Uncle George loved breaking rules. He broke laws and norms gleefully and drove his neighbors to madness in the process.
It could have been the summer he covered his front lawn in horse poop so he could plant the world’s biggest pole beans. It might have been the next summer when he did it again to plant blueberries for his blueberry wine or it might have been the colorful blue tie-dyed look of the blossoms of blueberry wine on everyone’s kitchens and dining room walls when all of those bottles of blueberry wine blew up.
It might have been the twenty foot satellite dish and eighty foot radio tower George built so he could talk to the Russians during the Cuban missile crisis.
The whole time George was spreading poop and consternation he wore big rubber boots like his Nova Scotian fishing buddies did. He was pretty light on his feet considering the boots and their weight and the way they kind of “kalumped” when he danced around.
The second year that the Beach Bistro was open Uncle George decided he should come down and help me out – make sure I wasn’t “screwing up”. He worked in the Bistro pantry helping with salads and desserts. He was wearing his rubber boots. That got me worried about horse poop and such but he assured they were a new pair. The kalumping was good because it helped keep an ear on where he was and what he was doing and how many times a night he slipped into the bar for a little rum.
On New Year’s Eve 1987, George made 121 Caesar salads.
He was ninety one.
I love that old man and I miss him dearly, and I think of him every time I write up this recipe.
Caesar salad… for two…the original recipe as it moved from Caesar Cardino’s restaurant in Tijuana Mexico directly to Arnaud’s in New Orleans in the twenties where I learned it.
First….
2anchovies
a clove of garlic
a tbsp. of Dijon mustard
grate in a healthy pinch of black pepper
Use the pepper and mustard as a kind of grinding medium and work the anchovy and garlic and mustard-pepper paste against the bowl with two forks until it has a fine, smooth consistency.

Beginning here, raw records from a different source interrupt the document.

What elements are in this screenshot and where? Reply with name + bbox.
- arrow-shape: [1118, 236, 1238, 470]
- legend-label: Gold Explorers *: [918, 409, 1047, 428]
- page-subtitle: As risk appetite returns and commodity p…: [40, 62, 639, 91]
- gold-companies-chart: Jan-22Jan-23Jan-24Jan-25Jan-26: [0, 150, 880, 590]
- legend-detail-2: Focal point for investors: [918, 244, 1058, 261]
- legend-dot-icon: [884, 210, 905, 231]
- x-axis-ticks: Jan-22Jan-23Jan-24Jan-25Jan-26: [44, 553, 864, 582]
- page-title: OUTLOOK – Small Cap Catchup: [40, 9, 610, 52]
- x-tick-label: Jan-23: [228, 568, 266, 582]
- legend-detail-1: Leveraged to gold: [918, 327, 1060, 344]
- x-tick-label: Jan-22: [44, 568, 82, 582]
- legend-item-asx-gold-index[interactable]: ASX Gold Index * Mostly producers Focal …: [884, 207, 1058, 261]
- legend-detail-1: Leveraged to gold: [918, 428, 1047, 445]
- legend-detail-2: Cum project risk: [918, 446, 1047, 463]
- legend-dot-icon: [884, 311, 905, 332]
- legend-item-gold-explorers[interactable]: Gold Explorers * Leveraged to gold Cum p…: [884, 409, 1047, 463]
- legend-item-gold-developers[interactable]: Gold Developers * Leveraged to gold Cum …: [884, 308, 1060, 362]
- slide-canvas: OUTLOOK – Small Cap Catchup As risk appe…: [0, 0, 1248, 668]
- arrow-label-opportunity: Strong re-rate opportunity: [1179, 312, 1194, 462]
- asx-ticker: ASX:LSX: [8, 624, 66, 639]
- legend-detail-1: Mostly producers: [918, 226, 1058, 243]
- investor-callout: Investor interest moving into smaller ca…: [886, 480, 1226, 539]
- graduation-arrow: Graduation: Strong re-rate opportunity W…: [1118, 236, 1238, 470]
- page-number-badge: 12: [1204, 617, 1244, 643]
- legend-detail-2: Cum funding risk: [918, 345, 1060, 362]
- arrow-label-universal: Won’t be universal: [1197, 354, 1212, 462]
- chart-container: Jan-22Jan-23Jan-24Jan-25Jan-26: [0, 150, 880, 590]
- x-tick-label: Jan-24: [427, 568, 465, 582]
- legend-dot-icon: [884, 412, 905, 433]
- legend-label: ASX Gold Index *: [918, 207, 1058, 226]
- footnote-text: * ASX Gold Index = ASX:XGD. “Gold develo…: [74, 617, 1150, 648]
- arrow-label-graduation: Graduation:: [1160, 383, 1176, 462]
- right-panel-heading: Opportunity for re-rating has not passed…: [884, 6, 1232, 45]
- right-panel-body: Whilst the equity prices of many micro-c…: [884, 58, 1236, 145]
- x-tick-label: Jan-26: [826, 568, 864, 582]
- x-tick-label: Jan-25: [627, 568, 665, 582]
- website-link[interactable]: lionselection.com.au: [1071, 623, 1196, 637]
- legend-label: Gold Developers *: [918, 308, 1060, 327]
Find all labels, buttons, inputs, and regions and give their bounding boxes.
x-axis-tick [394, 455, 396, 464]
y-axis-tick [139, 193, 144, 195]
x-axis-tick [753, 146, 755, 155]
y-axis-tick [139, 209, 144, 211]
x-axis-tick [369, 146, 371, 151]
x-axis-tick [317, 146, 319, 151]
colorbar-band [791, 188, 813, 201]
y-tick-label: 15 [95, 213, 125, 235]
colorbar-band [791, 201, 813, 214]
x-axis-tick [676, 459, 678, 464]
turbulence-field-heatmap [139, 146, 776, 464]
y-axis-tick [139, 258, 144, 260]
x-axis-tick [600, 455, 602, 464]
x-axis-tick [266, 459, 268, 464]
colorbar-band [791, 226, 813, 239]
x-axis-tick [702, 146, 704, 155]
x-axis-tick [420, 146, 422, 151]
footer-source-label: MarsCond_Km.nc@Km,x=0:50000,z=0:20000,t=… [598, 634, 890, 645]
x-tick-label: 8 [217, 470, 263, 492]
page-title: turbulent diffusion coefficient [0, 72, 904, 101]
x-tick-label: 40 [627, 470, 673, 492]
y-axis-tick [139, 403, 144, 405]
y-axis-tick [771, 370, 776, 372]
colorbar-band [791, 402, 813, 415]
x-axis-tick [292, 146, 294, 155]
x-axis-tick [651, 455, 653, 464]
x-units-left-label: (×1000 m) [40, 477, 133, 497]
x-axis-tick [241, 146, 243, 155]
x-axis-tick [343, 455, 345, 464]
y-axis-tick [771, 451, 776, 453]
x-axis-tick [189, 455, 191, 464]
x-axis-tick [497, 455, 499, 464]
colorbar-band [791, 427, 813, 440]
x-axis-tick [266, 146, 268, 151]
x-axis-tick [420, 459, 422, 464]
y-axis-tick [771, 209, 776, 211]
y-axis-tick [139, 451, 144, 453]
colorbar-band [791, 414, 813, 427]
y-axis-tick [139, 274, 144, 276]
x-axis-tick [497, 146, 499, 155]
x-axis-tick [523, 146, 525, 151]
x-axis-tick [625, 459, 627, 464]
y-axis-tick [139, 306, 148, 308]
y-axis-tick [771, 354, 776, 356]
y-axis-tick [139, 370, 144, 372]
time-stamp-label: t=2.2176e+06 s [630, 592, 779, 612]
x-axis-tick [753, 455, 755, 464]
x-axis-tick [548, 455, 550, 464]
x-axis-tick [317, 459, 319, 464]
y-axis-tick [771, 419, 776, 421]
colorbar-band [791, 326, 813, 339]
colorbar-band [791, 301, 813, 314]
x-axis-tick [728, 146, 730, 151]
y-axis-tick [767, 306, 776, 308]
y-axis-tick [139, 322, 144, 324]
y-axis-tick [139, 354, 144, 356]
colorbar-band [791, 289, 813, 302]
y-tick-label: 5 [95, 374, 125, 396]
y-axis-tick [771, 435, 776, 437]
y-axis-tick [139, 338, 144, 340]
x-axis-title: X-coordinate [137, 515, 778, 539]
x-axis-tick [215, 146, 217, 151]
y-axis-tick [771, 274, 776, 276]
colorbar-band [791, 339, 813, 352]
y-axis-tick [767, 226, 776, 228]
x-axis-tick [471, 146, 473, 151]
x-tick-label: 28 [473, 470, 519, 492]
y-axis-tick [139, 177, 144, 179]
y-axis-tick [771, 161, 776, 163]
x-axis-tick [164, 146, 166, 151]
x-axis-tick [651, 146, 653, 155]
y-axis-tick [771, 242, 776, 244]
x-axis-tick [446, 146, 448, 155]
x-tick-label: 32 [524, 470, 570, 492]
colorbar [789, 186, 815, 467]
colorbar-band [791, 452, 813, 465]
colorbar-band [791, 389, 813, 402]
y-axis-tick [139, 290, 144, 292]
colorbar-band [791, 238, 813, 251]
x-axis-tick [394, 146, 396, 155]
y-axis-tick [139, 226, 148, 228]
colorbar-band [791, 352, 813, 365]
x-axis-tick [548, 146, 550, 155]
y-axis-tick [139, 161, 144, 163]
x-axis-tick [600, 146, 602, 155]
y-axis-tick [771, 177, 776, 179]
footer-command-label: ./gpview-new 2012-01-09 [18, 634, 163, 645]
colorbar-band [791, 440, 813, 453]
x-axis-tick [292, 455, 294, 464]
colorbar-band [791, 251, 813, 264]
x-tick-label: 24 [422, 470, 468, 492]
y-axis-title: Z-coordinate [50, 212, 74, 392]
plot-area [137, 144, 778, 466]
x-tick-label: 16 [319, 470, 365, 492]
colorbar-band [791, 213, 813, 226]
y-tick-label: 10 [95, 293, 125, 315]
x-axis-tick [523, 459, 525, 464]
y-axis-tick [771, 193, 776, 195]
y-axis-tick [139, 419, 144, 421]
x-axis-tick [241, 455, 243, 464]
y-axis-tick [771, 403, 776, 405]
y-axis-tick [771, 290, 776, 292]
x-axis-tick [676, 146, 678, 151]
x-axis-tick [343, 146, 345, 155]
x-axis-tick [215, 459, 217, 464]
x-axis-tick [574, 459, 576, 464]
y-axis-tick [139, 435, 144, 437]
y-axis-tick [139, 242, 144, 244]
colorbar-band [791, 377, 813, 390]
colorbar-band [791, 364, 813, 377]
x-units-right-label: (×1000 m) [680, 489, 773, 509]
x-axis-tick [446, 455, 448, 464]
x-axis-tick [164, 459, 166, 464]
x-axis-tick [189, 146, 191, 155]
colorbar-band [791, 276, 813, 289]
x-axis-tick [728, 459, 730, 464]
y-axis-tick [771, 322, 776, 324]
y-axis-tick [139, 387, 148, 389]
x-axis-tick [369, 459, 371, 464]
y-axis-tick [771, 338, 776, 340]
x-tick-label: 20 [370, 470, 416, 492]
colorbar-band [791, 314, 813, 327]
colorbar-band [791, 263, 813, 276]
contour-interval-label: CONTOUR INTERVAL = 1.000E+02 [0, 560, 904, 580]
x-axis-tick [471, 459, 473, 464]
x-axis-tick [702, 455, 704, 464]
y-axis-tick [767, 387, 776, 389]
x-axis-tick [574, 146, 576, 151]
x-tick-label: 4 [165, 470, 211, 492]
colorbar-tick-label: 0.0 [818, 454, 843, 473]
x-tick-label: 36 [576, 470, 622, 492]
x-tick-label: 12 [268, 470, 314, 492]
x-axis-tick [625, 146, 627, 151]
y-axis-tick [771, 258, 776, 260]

At the restaurants we actually accomplish this with a culinary – untraditional but faster and effective.
Next….
Whip in just the yolk of an egg and then gradually trickle in olive oil while whipping up into a mayonnaise. Vary the amount of oil according to the intensity of the flavor you desire. Generally about a third to a half of a cup will work. If you use too much or add it too quickly it will break and you have to screw around with adding another yolk.
Finish your Caesar mayo with a ribbon of Worcestershire, juice from a half lemon and about an ounce of red wine vinegar. Stir and toss with a small head of romaine (stripped and cleaned and dried) torn – not cut – into thirds or quarters. Add grated or shaved Parmesan (drier and sharper the better) and croutons. Canadians say it also has bacon, often quite fervently, but what would they know about a recipe that was started in Mexico.
A good Caesar has a rich and creamy consistency and should be eaten with a knife and fork, and a chunk of garlic bread. Uncle George made over a hundred of them. Use this recipe and I imagine him watching with a wry smile. The kerplunking sound is his rubber boots.